News Briefs: Archives 2011 & Earlier

Foster Kids Drum Up Attention

 

The Bonnie Brae Knights Drum Corps may be the unlikeliest of the 90 groups chosen from a record 1,382 applicants to march in President Barack Obama’s inaugural parade.

The drum line – 12 teenagers from a northern New Jersey residential treatment center for abused, abandoned and neglected boys – did not exist until 2004. It was created only after a Bonnie Brae resident asked about starting a drum line and a 64-year-old substance abuse counselor with a background in African drumming acceded to his request.

Practice makes perfect for the band.

Photo: Bonnie Brae

They played the African rhythms the counselor dictated on a motley collections of drums assembled from hand-me-downs from local schools and private donations.

“The kids loved it,” said Bonnie Brae CEO William Powers. “They were just into making noise. There’s something about boys and drums.”

Lacking any uniforms other than matching sweatshirts, the boys played wherever Powers could book them. That included a local cycling race, a Philadelphia 76ers game and Walt Disney World – a trip paid for with stipends from their other performances. For the past year, the drum line has lacked even a musical director, as poor health forced the founding staff member to retire.

Yet after Obama was elected, Powers – who saw the excitement the president-elect had generated among his students – sent an application and audition tape to the Presidential Inauguration Committee, the panel that selects the parade participants. “The kids here, they were very into Obama,” Powers said. “Usually it’s very apolitical on campus. We did a straw election with the kids and Obama won by a landslide.”

In the application, Powers highlighted the message of hope that the boys of Bonnie Brae, who failed at many other residential placements, represent. New Jersey Sen. Frank Lautenberg (D) backed Powers’ application, and on Dec. 8 the tiny Bonnie Brae Knights became New Jersey’s lone representative in the inaugural parade.

Bonnie Brae’s selection, and a subsequent profile in New Jersey’s The Star-Ledger, unleashed a flood of chartable giving unlike anything the 91-year-old facility has ever experienced. Max Weinberg, Bruce Springsteen’s drummer, sent over a full complement of new drums. James Gandolfini, star of the television show The Sopranos, made a large donation. Springsteen’s representatives also called to see if the Knights needed anything.
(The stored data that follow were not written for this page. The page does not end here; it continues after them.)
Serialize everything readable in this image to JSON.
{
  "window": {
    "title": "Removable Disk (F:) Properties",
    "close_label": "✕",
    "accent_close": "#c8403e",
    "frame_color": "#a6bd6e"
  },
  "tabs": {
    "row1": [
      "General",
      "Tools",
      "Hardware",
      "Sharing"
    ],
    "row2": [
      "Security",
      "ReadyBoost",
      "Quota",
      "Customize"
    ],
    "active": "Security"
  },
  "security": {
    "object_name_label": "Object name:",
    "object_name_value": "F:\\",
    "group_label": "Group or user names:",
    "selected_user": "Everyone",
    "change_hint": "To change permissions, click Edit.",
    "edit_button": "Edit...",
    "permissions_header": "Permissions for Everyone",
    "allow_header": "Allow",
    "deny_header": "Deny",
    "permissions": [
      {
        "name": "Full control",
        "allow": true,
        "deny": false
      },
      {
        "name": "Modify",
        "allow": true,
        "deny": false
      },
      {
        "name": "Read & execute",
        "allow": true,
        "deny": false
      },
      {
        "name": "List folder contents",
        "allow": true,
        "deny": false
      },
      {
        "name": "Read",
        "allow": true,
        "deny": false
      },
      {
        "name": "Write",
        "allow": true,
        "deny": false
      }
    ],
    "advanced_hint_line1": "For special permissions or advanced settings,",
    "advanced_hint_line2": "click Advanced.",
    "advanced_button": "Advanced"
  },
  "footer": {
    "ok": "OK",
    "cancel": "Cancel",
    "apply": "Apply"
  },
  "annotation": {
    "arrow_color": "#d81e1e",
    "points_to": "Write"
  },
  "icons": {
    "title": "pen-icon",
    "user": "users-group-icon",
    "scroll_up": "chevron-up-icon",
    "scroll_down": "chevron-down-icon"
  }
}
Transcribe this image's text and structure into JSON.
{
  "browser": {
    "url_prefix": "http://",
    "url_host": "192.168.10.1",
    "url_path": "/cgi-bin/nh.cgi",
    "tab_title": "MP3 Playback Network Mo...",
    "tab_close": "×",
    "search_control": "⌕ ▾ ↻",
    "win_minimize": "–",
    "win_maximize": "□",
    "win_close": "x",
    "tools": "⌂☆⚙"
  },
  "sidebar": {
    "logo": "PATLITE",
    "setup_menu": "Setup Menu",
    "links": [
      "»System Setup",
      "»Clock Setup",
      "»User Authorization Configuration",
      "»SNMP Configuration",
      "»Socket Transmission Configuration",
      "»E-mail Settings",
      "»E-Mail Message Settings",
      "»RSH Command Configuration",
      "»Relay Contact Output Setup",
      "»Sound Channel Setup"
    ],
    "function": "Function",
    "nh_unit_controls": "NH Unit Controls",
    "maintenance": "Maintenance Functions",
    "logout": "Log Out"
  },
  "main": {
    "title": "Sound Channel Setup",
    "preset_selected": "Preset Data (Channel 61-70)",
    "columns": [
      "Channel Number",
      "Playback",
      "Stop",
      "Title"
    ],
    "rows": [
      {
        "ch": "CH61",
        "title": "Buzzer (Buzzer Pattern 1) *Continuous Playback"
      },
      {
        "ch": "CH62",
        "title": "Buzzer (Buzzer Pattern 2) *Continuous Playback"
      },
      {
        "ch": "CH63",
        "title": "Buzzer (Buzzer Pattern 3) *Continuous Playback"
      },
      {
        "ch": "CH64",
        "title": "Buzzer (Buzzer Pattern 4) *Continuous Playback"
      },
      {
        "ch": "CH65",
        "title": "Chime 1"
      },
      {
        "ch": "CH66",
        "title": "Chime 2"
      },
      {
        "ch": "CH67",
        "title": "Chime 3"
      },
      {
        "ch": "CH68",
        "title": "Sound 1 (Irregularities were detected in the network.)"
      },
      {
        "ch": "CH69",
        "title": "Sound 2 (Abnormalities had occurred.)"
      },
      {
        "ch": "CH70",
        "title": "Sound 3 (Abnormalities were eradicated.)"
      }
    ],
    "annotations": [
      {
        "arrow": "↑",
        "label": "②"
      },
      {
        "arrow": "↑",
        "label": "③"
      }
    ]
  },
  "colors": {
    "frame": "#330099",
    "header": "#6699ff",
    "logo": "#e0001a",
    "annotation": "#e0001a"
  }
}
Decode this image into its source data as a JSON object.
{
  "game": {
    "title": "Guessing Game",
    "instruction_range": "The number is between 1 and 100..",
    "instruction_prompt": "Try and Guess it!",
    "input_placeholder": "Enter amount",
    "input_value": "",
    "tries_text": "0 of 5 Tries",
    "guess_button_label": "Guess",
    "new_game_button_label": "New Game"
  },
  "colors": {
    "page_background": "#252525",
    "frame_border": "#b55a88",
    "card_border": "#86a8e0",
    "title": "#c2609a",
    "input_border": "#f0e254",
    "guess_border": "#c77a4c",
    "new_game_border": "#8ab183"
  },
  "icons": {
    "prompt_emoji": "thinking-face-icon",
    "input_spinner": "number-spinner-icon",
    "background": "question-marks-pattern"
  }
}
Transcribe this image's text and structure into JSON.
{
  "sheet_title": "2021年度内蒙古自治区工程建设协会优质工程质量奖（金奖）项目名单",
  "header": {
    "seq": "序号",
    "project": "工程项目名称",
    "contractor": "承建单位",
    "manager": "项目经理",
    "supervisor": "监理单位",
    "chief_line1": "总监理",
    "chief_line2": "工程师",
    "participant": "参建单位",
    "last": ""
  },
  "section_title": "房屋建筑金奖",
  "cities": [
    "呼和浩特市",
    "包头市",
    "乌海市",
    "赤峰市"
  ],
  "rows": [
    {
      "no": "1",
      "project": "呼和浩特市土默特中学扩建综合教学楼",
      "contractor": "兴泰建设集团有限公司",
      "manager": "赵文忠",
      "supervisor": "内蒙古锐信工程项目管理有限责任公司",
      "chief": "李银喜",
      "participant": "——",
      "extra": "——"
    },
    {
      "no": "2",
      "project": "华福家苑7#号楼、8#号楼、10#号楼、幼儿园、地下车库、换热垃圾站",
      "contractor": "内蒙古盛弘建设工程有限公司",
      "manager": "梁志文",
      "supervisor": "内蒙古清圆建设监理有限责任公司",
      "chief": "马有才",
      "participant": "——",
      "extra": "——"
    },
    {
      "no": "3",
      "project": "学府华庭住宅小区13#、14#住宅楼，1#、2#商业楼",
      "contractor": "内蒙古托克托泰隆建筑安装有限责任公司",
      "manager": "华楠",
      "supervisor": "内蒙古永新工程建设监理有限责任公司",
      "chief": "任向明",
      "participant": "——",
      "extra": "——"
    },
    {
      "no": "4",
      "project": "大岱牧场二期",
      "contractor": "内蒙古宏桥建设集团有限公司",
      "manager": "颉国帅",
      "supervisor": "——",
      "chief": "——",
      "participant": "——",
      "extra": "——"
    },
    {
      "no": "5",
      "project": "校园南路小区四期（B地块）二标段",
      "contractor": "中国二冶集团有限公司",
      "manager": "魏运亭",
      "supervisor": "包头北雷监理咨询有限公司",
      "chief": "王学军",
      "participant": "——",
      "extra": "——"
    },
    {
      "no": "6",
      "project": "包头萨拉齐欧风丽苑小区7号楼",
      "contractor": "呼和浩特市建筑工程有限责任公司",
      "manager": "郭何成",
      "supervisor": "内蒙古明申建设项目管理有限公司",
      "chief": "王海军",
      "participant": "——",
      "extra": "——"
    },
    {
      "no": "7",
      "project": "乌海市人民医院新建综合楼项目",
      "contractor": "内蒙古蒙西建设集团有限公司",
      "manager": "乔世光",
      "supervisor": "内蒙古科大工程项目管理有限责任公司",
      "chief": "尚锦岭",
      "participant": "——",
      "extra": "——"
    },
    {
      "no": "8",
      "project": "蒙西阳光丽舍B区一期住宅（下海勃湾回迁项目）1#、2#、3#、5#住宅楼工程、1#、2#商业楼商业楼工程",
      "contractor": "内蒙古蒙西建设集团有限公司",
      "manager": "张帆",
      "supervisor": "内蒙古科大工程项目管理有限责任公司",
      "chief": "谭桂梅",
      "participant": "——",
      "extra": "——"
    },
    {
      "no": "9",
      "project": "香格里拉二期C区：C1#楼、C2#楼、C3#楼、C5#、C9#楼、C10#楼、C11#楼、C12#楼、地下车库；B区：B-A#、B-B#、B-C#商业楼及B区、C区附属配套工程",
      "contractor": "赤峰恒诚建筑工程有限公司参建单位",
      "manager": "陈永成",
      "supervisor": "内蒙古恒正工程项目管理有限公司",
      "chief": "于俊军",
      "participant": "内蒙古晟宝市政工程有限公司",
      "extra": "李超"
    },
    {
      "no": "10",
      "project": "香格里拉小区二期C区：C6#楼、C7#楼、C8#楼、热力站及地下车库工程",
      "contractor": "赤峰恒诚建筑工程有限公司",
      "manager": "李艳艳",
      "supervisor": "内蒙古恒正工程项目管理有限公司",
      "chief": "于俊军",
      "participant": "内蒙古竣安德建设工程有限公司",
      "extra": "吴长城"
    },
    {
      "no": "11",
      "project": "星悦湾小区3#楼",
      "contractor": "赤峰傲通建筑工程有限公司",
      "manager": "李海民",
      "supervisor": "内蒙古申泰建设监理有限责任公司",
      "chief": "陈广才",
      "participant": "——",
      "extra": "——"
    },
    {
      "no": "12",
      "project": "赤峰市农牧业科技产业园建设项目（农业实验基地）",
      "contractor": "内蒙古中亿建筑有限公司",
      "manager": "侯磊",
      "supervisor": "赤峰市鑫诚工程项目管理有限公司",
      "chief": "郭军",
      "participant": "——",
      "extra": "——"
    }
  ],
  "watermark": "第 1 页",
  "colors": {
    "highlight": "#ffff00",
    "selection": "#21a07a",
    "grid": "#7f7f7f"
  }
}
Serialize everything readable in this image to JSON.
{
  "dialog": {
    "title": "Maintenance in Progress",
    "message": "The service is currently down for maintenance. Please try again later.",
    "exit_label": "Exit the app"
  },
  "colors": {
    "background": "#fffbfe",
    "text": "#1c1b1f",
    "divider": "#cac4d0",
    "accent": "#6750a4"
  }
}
In all, Bonnie Brae received more than 300 donations, many with heartfelt notes of encouragement attached, totaling more than $40,000. Along the way the drum corps became a media darling. Powell said he realized just how much attention the school has received when one boy told him recently, “I am TV.”

Meantime, the donations have gone for uniforms, the Inauguration trip, and will pay for future performances by the drum line, including a scheduled appearance at the West Virginia Strawberry Festival in May.

The exposure has also helped Bonnie Brae strengthen ties with the surrounding area in New Jersey. “It has really opened up the community to Bonnie Brae and what we are all about,” Powers said. For example, professionals from the nearby Spirit of Newark marching band gave lessons to the drum line before its Inauguration Day appearance. Powers said this interaction is especially beneficial for boys after they leave the facility, because many are from the Newark area.

For the boys at Bonnie Brae, the drum line has suddenly become an extremely attractive option. When Powers applied for them to march in the parade, only seven boys were on the drum line, which had shrunk with the loss of its director and high turnover among members. Boys at the facility stay an average of 16 months. After the Inauguration announcement, boys rushed to join, and the drum line swelled to 18.

The sudden fame of Bonnie Brae has also buoyed spirits and boosted the pride of all the boys at the school, Powers said. “They’ll say, ‘Hey, my grandmother saw us on TV.’ ”

Powers attributes the success of the drum line, and of the facility in general, to its focus on kids’ strengths, rather than the negative labels that they arrive with. “Strength-based programming really works,” he said. “You have to find out what these kids are really good at and work from there.”

Also marching in the parade was a group from the McCrossan Boys Ranch near Sioux Falls, S.D., another residential treatment facility. The McCrossan Hitch Team included a wagon, a team of horses and about 18 youths.